Und warum Fanny Valette?

Ich mag diese Schauspielerin und ich hatte Lust, mit ihr zu arbeiten. Ich liebe ihr Temperament! Sie ist schön, ein Arbeitstier und sehr professionell. Auf dem Set sorgt sie für eine sehr positive Energie.


Wie war die Atmosphäre bei den Dreharbeiten?

Wenn man ein angenehmes Team hat, Schauspieler und Crew zusammengenommen, passiert alles natürlich. Zwischen Pierre und Yaniss war da eine Chemie, es gelang ihnen sofort, ihr besonderes Leinwandpaar zum Leben zu erwecken. Und es hat Spaß gemacht, ihnen zuzusehen. Pierre war sehr froh darüber, denn er hatte seit Depardieu nicht im Duo gespielt, und er hatte viel Lust darauf. Da wir nicht nur in Frankreich, sondern auch in Belgien und Deutschland gedreht haben, konnte man glauben, dass wir ein Roadmovie drehen. Es hat großen Spaß gemacht.


Hatten Sie Vorbilder?

Nicht wirklich. Bertrand Blier hat mich inspiriert, diesen Beruf zu machen. Und als ich mein Filmstudium begann, war ich verrückt nach den sozialen Komödien von Mike Lee und Ken Loach. Heute bin ich von Filmemachern wie Xavier Dolan und Fatih Akin sehr beeindruckt. Aber ich versuche, meinen eigenen Film zu machen und das Wort an Menschen zu geben, die man nicht oft auf der Leinwand sieht, den älteren Menschen wie bei meinen zwei neuesten Filmen. Und das mit so viel Emotion, Freude, Freundlichkeit und Humor wie möglich, wobei es glaubhaft bleiben muss. Ich lege Wert auf den Realismus in meinen Geschichten.

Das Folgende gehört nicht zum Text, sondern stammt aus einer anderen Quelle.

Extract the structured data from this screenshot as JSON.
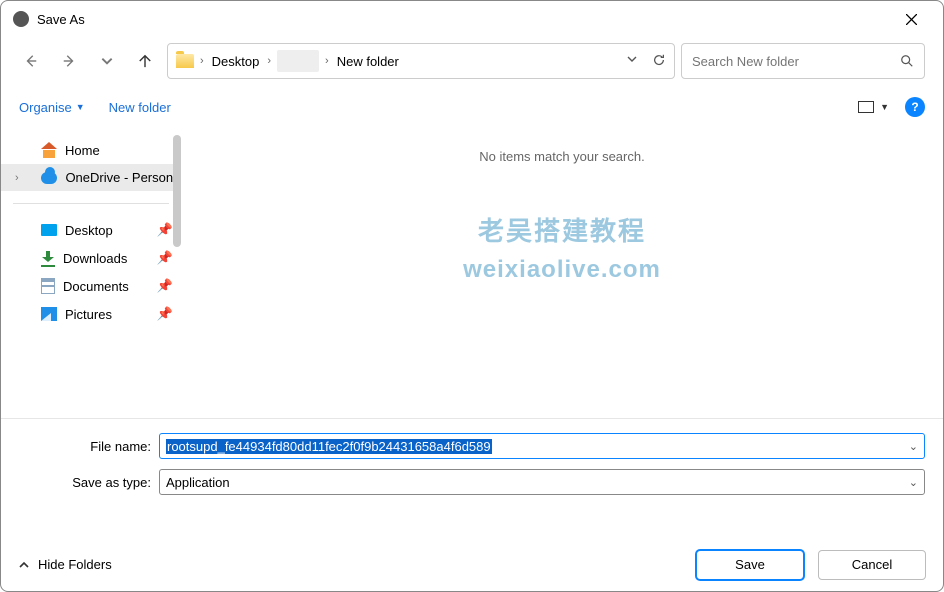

An wen richtet sich der Film?

An alle. Es ist ein Film über einen Mann, der einen Freund findet, um aus seiner Einsamkeit herauszukommen, und der dadurch seine Lebenslust wiederfindet. Dass er siebzig oder achtzig Jahre alt ist, verändert nichts an der Sache. Was zählt, ist, dass er eine neue Jugendlichkeit, einen neuen Appetit, eine Vitalität wiederentdeckt. Wir haben diese Geschichte wie eine Komödie behandelt. Die Charaktere vergnügen sich, streiten sich, lachen zusammen, lügen einander an, spielen Versteck mit der Wahrheit mit dem Ziel, die Lust an der Freude wiederzufinden. Ich hoffe, dass diese Art von Schnitzeljagd den Zuschauern gefallen wird.


Was sind Ihre nächsten Projekte?

Ein Film über einen alten Mann (nun ja, noch einen!), der „Frontiste“ ist (Mitglied des Front Populaire oder des Front National, A.d.Ü.), der sich aber im Umfeld illegaler Einwanderer wiederfindet.